I watch as she leaps to her feet, ever elegant as she heads for the door. She’s going to leave without me having to kick her out, and that’s so much easier.
“I refuse to sit here and let you say these sorts of things to me and expect me to just take it.” She pauses at the door, her hand on the handle when she glances over her shoulder at me. “I’ve always wondered a few things about you.”
That’s all she says and, of course, she knew I’d ask what. So I do.
“What do you mean?”
Her eyes sparkle. “Your husband. His death was such a mystery. Did you have something to do with it?”
It’s my turn to gape. To open and close my mouth, unable to form words. When my silence carries on, the triumph that alights my mother’s eyes cannot be denied.
“That’s what I thought.” A sigh leaves her and she opens the door. “Such a shame. He was the one man I thought could tame you.”
She shuts the door behind her before I can protest, and I slump against the couch, gazing up at the ceiling as my breaths come faster and faster.
Does anyone else believe I killed Earl? His children have made thinly veiled comments that were digs, but they never came right out and said it.
No one ever has. Until my mother.
It figures.
TEN
SPENCER
I’m sittingat my desk in my office at Donato Enterprises when there’s a knock on my door. Before I can ask who it is or wonder why my assistant didn’t call with a warning first, the door swings open and Whit Lancaster strides inside, impatient as ever.
He comes to a stop in the middle of my office, resting his hands on his hips as he takes in the interior. Me sitting behind the grand desk that used to belong to my father. Until he bought a bigger, grander desk to sit behind and gave me the old one.
Whit grins. “What the fuck, Spence? Who are you now?”
I slam my laptop closed and lean back in my chair, contemplating him. “While you’re off traveling the world for your month-long honeymoon, some of us have to work for a living.”
“We were gone for three weeks.” Chuckling, he wipes the smile off his face with his fingers, falling into one of the chairs that sits across from my desk. “This is unbelievable. You’ve really come up in the world.”
I ignore his statement. “How was the honeymoon anyway?”
It’s been well over a month since the wedding. Since I last saw Sylvie in the flesh. Moonlit and dancing with roses in her hair.
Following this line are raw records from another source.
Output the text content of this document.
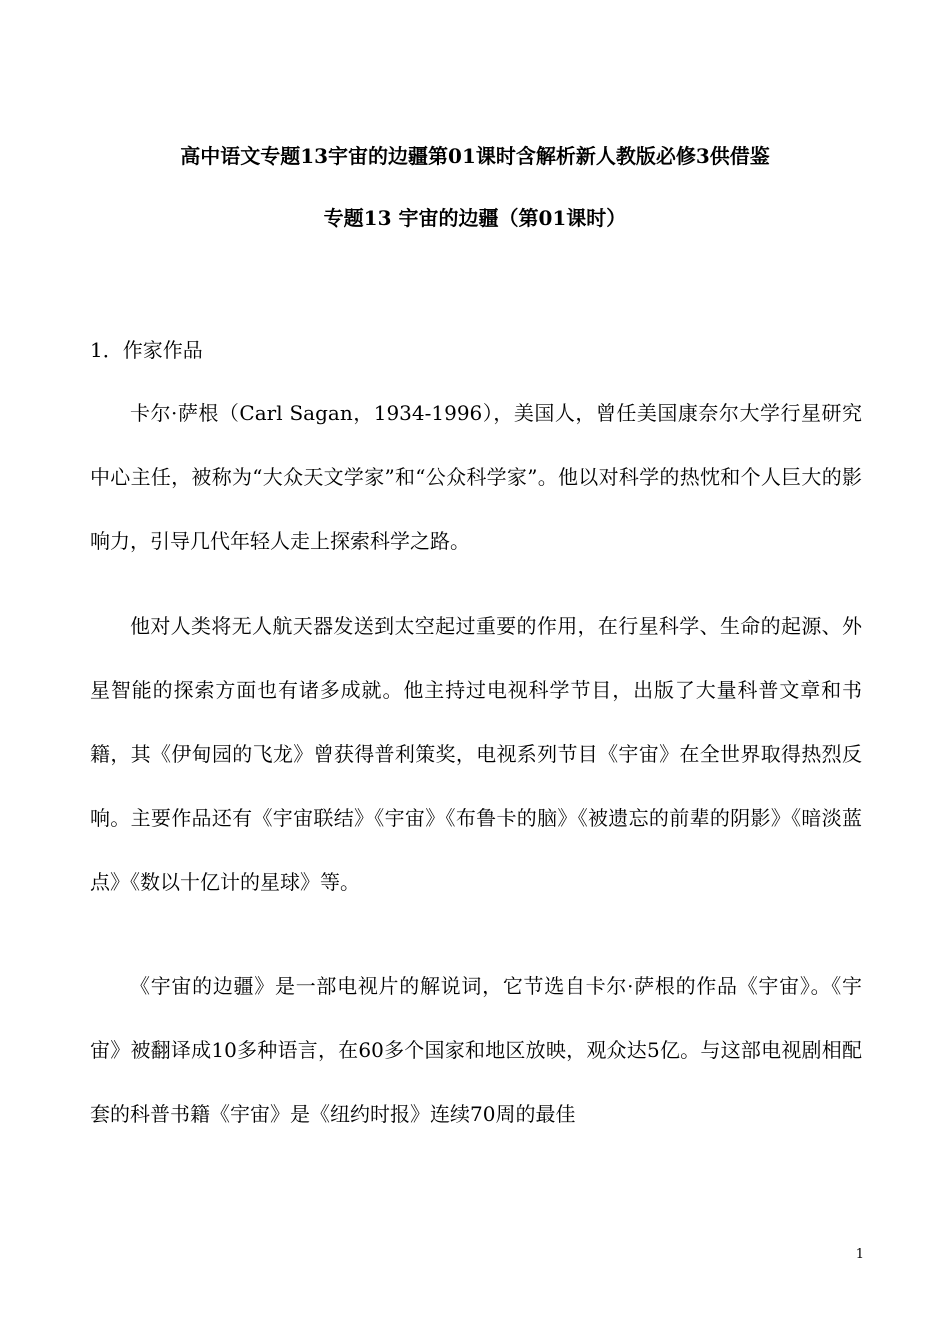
高中语文专题13宇宙的边疆第01课时含解析新人教版必修3供借鉴
专题13 宇宙的边疆（第01课时）
1．作家作品

卡尔·萨根（Carl Sagan，1934-1996），美国人，曾任美国康奈尔大学行星研究中心主任，被称为“大众天文学家”和“公众科学家”。他以对科学的热忱和个人巨大的影响力，引导几代年轻人走上探索科学之路。

他对人类将无人航天器发送到太空起过重要的作用，在行星科学、生命的起源、外星智能的探索方面也有诸多成就。他主持过电视科学节目，出版了大量科普文章和书籍，其《伊甸园的飞龙》曾获得普利策奖，电视系列节目《宇宙》在全世界取得热烈反响。主要作品还有《宇宙联结》《宇宙》《布鲁卡的脑》《被遗忘的前辈的阴影》《暗淡蓝点》《数以十亿计的星球》等。

《宇宙的边疆》是一部电视片的解说词，它节选自卡尔·萨根的作品《宇宙》。《宇宙》被翻译成10多种语言，在60多个国家和地区放映，观众达5亿。与这部电视剧相配套的科普书籍《宇宙》是《纽约时报》连续70周的最佳

1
Beautiful, infuriating Sylvie.
“Amazing. Exhausting.”
“All the sex?” I arch a brow.
“My wife is pregnant,” he says indignantly, like I offended him. “And we took August with us.”
That was your first problem, is what I want to tell him, but they are a solid family unit and do everything together. It’s not just Whit anymore. It’s Whit and Summer—and August. Eventually, there will be another baby joining their ranks.
I can barely date the same woman twice in a row, and here’s Whit, the most selfish asshole I ever knew, now a solid family man.
Life is wild.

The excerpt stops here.